Os cogumelos existem debaixo da terra, mas sem chuva não frutificam, diz Bertílio. Isso levou a uma alteração no programa inicialmente anunciado: o passeio micológico previsto para domingo na Herdade do Freixo do Meio, no Alentejo, não poderá acontecer porque não se iriam encontrar cogumelos.

Mas há muitas outras actividades durante os três dias. Logo na sexta-feira à noite, o Chapitô começa a servir um menu de cogumelos. No sábado, dia 18, o mercado de produtores, que começa às 12h, prolongando-se até às 20h, é uma oportunidade para conhecer quem faz cogumelos de cultivo em Portugal. E quem quiser aprender como se faz tem na Tenda Chapitô, entre as 14h e as 15h30, um workshop sobre cultivo de cogumelos em substrato.

Depois da produção, a confecção – entre as 16h e as 16h40, os chefs Bruno Salvado e David Botelho, que trabalham com Bertílio Gomes, fazem um show cooking com a ajuda de um micólogo convidado. Segue-se, às 17h, outro show cooking, este por Rodrigo Castelo, da Taberna Ó Balcão, de Santarém.

E depois de um ribatejano, entra em cena um alentejano: José Júlio Vintem, do Tomba Lobos, de Portalegre, faz a sua apresentação a partir das 18h, sempre com o apoio de um dos micólogos presentes, Baptista Ferreira, Marta Ferreira e Rui Coelho e também da especialista em gastronomia, e co-autora de um livro sobre cogumelos com  Baptista Ferreira, Maria de Lourdes Modesto.

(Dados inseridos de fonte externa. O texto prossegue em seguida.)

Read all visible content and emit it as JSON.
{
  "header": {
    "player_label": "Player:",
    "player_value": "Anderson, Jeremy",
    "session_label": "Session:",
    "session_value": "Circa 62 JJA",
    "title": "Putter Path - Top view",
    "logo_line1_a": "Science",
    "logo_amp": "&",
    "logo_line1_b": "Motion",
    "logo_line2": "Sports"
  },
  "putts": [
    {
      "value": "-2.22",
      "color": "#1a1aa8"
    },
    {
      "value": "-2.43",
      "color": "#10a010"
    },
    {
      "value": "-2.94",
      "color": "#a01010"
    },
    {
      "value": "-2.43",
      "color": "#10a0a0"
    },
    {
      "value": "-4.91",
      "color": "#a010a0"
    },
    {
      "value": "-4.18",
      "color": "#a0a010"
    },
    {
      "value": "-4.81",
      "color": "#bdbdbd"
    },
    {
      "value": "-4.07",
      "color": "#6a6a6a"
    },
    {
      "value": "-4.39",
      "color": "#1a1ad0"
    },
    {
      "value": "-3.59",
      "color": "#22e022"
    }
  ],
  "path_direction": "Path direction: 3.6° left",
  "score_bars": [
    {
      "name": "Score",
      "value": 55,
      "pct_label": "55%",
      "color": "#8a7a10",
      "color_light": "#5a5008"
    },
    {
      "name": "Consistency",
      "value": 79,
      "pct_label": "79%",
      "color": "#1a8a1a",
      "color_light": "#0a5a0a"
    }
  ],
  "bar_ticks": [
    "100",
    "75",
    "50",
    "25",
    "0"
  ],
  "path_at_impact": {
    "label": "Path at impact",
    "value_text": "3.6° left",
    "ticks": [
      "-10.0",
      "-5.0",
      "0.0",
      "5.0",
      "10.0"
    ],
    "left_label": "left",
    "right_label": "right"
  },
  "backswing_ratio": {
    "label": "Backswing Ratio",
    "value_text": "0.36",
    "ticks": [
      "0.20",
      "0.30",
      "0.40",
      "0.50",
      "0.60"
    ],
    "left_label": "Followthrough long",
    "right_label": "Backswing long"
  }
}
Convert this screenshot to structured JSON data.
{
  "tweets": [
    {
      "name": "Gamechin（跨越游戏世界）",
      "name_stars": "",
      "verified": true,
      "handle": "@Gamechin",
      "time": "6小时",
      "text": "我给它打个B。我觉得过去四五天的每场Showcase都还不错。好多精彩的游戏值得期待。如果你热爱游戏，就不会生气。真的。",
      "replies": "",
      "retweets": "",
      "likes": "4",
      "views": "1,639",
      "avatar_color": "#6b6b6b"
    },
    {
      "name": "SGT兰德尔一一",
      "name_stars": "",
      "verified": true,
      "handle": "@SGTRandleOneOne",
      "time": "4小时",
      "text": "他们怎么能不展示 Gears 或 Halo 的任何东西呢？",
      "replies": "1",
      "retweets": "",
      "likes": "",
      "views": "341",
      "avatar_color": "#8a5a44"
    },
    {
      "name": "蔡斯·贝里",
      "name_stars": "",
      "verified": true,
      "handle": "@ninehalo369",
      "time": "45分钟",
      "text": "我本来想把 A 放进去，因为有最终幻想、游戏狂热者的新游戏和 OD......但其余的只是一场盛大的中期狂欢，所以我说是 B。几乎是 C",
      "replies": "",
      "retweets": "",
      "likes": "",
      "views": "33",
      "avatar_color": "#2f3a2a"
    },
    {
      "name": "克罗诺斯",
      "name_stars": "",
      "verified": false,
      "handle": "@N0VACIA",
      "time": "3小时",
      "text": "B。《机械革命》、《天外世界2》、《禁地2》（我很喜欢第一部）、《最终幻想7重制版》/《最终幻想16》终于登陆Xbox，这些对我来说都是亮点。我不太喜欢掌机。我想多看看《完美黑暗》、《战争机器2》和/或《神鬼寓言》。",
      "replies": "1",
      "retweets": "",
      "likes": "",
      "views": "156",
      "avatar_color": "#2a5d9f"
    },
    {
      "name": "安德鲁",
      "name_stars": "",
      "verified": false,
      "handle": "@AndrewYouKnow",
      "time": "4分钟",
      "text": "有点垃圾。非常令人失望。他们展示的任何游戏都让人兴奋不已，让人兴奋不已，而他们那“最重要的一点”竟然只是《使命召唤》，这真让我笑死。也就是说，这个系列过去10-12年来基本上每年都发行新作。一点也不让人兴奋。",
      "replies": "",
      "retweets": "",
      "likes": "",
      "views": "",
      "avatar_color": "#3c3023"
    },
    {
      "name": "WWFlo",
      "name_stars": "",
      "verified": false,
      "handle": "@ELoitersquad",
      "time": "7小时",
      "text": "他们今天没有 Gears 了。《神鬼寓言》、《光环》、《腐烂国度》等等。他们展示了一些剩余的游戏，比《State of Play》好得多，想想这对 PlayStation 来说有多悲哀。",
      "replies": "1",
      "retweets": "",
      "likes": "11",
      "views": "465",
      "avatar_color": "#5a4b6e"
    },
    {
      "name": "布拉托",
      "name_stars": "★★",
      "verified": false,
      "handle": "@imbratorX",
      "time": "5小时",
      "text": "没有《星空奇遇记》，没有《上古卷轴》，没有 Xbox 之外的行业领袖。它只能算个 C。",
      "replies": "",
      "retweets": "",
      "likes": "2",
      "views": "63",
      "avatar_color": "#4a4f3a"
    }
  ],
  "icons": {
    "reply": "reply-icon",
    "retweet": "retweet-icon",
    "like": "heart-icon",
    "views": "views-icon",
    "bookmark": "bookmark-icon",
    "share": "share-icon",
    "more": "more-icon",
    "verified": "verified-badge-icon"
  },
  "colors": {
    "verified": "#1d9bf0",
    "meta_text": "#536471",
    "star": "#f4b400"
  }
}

"Falta aplicar a legislação"

Entre as 19h45 e as 23h, Bertílio Gomes, José Júlio Vintém e Rodrigo Castelo juntam-se para preparar cogumelos de várias maneiras, para o jantar degustação que terá como escanção Manuel Moreira (reserva obrigatória). No domingo, continua ser possível provar alguns dos pratos feitos com cogumelos no Chapitô. E, apesar de não se conseguirem apanhar em Portugal, haverá à mesa alguns cogumelos silvestres que tiveram que ser importados.

Com esta iniciativa, Bertílio Gomes espera contribuir para despertar a curiosidade de mais portugueses relativamente a este produto. “É preciso trabalhar isto porque temos uma riqueza muito grande a este nível”, defende. “Temos cogumelos de Norte a Sul do país e com muita qualidade. Como somos um país relativamente pouco industrializado, os cogumelos, que são umas verdadeiras esponjas, não têm os níveis de poluição que têm noutros países.”

Mas, lamenta, mesmo em anos bons, em que as florestas estão cheias de cogumelos, “vamos aos mercados e não encontramos cogumelos silvestres à venda”. Porquê? “Os espanhóis, os franceses, os italianos, vêm cá, têm apanhadores e levam tudo”. Em alguns casos, admite Bertílio, esses mesmos cogumelos, depois de transformados, acabam por ser importados por Portugal, que assim perde a oportunidade de lucrar com um recurso próprio.

O que é que é preciso para alterar a situação? “Temos que ter legislação, que até existe mas não é aplicada. E depois, temos que ter formação, têm que ser dadas licenças para os apanhadores, tudo isso devia ser controlado, até por razões fiscais.”

Porque “existem muitos mitos” sobre cogumelos, e é verdade que alguns são venenosos, continua a haver pessoas com receio de os consumir. Mas se existisse fiscalização e controlo, argumenta o chef do Chapitô, isso daria garantias de que só seriam comercializados os cogumelos que pudessem ser comidos.

Em França, por exemplo, diz, “qualquer pessoa pode ir a uma farmácia e o farmacêutico avalia os cogumelos que foram apanhados”. Em Portugal, o tema torna-se ainda mais relevante numa altura em que se discute o estado da floresta e dos seus recursos, conclui Bertílio Gomes, esperando que o Anel de Fadas ajude a chamar a atenção. “Acho que os chefs têm um papel muito importante na valorização dos produtos.”